Imagine if we were confronted with another dispute over the outcome of a presidential election like that between George W. Bush and Al Gore in 2000. Now imagine that a highly political Attorney General – let’s call him Eric – were authorized by federal law to intervene in that dispute, and to throw the weight of the U.S. Justice Department behind the claims of one of the candidates. That disturbing scenario is entirely plausible under a proposed amendment to federal voting law that would dramatically expand the jurisdiction of the Justice Department and revolutionize the way it litigates voting rights lawsuits.
In early February, Republican and Democratic sponsors introduced the “Voting Rights Amendment Act of 2014,” ostensibly to repair the provisions of the Voting Rights Act struck down by the Supreme Court last June in Shelby County v. Holder. The bill has been roundly (and rightly) criticized, primarily because its application would depend on the existence of “violations” that do not entail any actual discrimination, because its protections depend on race-based distinctions, and because it imposes burdensome new reporting requirements.
What has escaped comment so far, however, is the fact that a little-noticed provision of the bill would abolish the longstanding legal principle that the U.S. Attorney General has no authority to sue directly for certain violations of the Constitution. An amendment buried deep in the final pages of the bill alters the Voting Rights Act to allow the Attorney General to seek an injunction against “any act prohibited by the 14th or 15th Amendment” of the Constitution. Under current law, the Attorney General is only authorized to bring civil rights claims under specific statutes, typically those prohibiting discrimination. Private plaintiffs can, and do, allege violations of the Constitution, but the Justice Department does not.
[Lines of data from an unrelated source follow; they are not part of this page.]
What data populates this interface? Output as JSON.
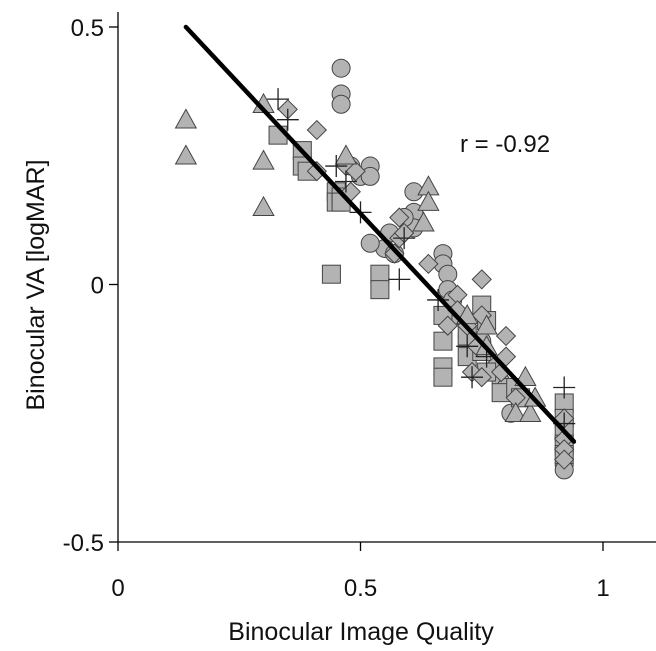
{
  "chart_data": {
    "type": "scatter",
    "title": "",
    "xlabel": "Binocular Image Quality",
    "ylabel": "Binocular VA [logMAR]",
    "xlim": [
      0,
      1.1
    ],
    "ylim": [
      -0.5,
      0.5
    ],
    "x_ticks": [
      0,
      0.5,
      1
    ],
    "x_tick_labels": [
      "0",
      "0.5",
      "1"
    ],
    "y_ticks": [
      -0.5,
      0,
      0.5
    ],
    "y_tick_labels": [
      "-0.5",
      "0",
      "0.5"
    ],
    "grid": false,
    "legend": "none",
    "annotation": "r = -0.92",
    "colors": {
      "marker_fill": "#b3b3b3",
      "marker_edge": "#444444",
      "line": "#000000",
      "axis": "#000000"
    },
    "regression_line": {
      "x": [
        0.14,
        0.94
      ],
      "y": [
        0.5,
        -0.305
      ]
    },
    "series": [
      {
        "marker": "circle",
        "points": [
          [
            0.46,
            0.42
          ],
          [
            0.46,
            0.37
          ],
          [
            0.46,
            0.35
          ],
          [
            0.48,
            0.23
          ],
          [
            0.5,
            0.21
          ],
          [
            0.52,
            0.23
          ],
          [
            0.52,
            0.21
          ],
          [
            0.61,
            0.18
          ],
          [
            0.61,
            0.14
          ],
          [
            0.61,
            0.11
          ],
          [
            0.59,
            0.13
          ],
          [
            0.56,
            0.1
          ],
          [
            0.55,
            0.07
          ],
          [
            0.52,
            0.08
          ],
          [
            0.57,
            0.06
          ],
          [
            0.67,
            0.06
          ],
          [
            0.67,
            0.04
          ],
          [
            0.68,
            0.02
          ],
          [
            0.68,
            -0.01
          ],
          [
            0.69,
            -0.03
          ],
          [
            0.7,
            -0.06
          ],
          [
            0.72,
            -0.1
          ],
          [
            0.75,
            -0.11
          ],
          [
            0.78,
            -0.16
          ],
          [
            0.79,
            -0.19
          ],
          [
            0.8,
            -0.2
          ],
          [
            0.81,
            -0.25
          ],
          [
            0.92,
            -0.3
          ],
          [
            0.92,
            -0.33
          ],
          [
            0.92,
            -0.35
          ],
          [
            0.92,
            -0.36
          ]
        ]
      },
      {
        "marker": "square",
        "points": [
          [
            0.33,
            0.29
          ],
          [
            0.38,
            0.26
          ],
          [
            0.38,
            0.23
          ],
          [
            0.39,
            0.22
          ],
          [
            0.45,
            0.18
          ],
          [
            0.45,
            0.16
          ],
          [
            0.46,
            0.17
          ],
          [
            0.46,
            0.16
          ],
          [
            0.44,
            0.02
          ],
          [
            0.54,
            0.02
          ],
          [
            0.54,
            -0.01
          ],
          [
            0.67,
            -0.06
          ],
          [
            0.67,
            -0.11
          ],
          [
            0.67,
            -0.16
          ],
          [
            0.67,
            -0.18
          ],
          [
            0.72,
            -0.1
          ],
          [
            0.72,
            -0.14
          ],
          [
            0.75,
            -0.04
          ],
          [
            0.76,
            -0.07
          ],
          [
            0.75,
            -0.13
          ],
          [
            0.76,
            -0.17
          ],
          [
            0.79,
            -0.21
          ],
          [
            0.82,
            -0.2
          ],
          [
            0.83,
            -0.22
          ],
          [
            0.92,
            -0.23
          ],
          [
            0.92,
            -0.26
          ],
          [
            0.92,
            -0.28
          ],
          [
            0.92,
            -0.31
          ],
          [
            0.92,
            -0.33
          ]
        ]
      },
      {
        "marker": "diamond",
        "points": [
          [
            0.35,
            0.34
          ],
          [
            0.41,
            0.3
          ],
          [
            0.41,
            0.22
          ],
          [
            0.47,
            0.23
          ],
          [
            0.49,
            0.22
          ],
          [
            0.48,
            0.18
          ],
          [
            0.58,
            0.13
          ],
          [
            0.58,
            0.09
          ],
          [
            0.59,
            0.1
          ],
          [
            0.57,
            0.06
          ],
          [
            0.64,
            0.04
          ],
          [
            0.7,
            -0.02
          ],
          [
            0.7,
            -0.05
          ],
          [
            0.72,
            -0.08
          ],
          [
            0.68,
            -0.08
          ],
          [
            0.75,
            0.01
          ],
          [
            0.75,
            -0.06
          ],
          [
            0.74,
            -0.12
          ],
          [
            0.73,
            -0.17
          ],
          [
            0.75,
            -0.18
          ],
          [
            0.79,
            -0.17
          ],
          [
            0.8,
            -0.14
          ],
          [
            0.8,
            -0.1
          ],
          [
            0.82,
            -0.22
          ],
          [
            0.92,
            -0.26
          ],
          [
            0.92,
            -0.3
          ],
          [
            0.92,
            -0.32
          ],
          [
            0.92,
            -0.34
          ]
        ]
      },
      {
        "marker": "triangle",
        "points": [
          [
            0.14,
            0.32
          ],
          [
            0.14,
            0.25
          ],
          [
            0.3,
            0.35
          ],
          [
            0.3,
            0.24
          ],
          [
            0.3,
            0.15
          ],
          [
            0.47,
            0.25
          ],
          [
            0.64,
            0.19
          ],
          [
            0.64,
            0.16
          ],
          [
            0.63,
            0.12
          ],
          [
            0.72,
            -0.06
          ],
          [
            0.76,
            -0.08
          ],
          [
            0.76,
            -0.12
          ],
          [
            0.84,
            -0.18
          ],
          [
            0.82,
            -0.25
          ],
          [
            0.85,
            -0.25
          ],
          [
            0.86,
            -0.22
          ]
        ]
      },
      {
        "marker": "plus",
        "points": [
          [
            0.33,
            0.36
          ],
          [
            0.35,
            0.32
          ],
          [
            0.45,
            0.23
          ],
          [
            0.47,
            0.2
          ],
          [
            0.5,
            0.14
          ],
          [
            0.59,
            0.09
          ],
          [
            0.58,
            0.01
          ],
          [
            0.66,
            -0.03
          ],
          [
            0.72,
            -0.12
          ],
          [
            0.73,
            -0.18
          ],
          [
            0.76,
            -0.14
          ],
          [
            0.92,
            -0.2
          ],
          [
            0.92,
            -0.27
          ]
        ]
      }
    ]
  }
}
The proposed change is a major power grab by the Justice Department, allowing it to become involved in a whole range of 14thAmendment cases which it previously would have been unable to pursue. These cases include some of the most partisan, politically charged disputes that arise in any given election cycle. The Justice Department’s new jurisdiction would extend to lawsuits concerning the validity or counting of ballots – like, for example, Bush v. Gore. The Justice Department could also intervene in partisan redistricting disputes regarding the principle of “one person, one vote” or unconstitutional gerrymandering. Any Justice Department would have a difficult time maintaining even the appearance of neutrality in handling such cases. A politicized Justice Department could engender one political or even constitutional crisis after another.
Eric Holder may be the most politically partisan Attorney General since John Mitchell. But pick your poison. Would you want a Justice Department under either Eric Holder or John Mitchell taking sides in disputes over who won a congressional or presidential election, in decennial redistricting fights, or in challenges to partisan gerrymanders?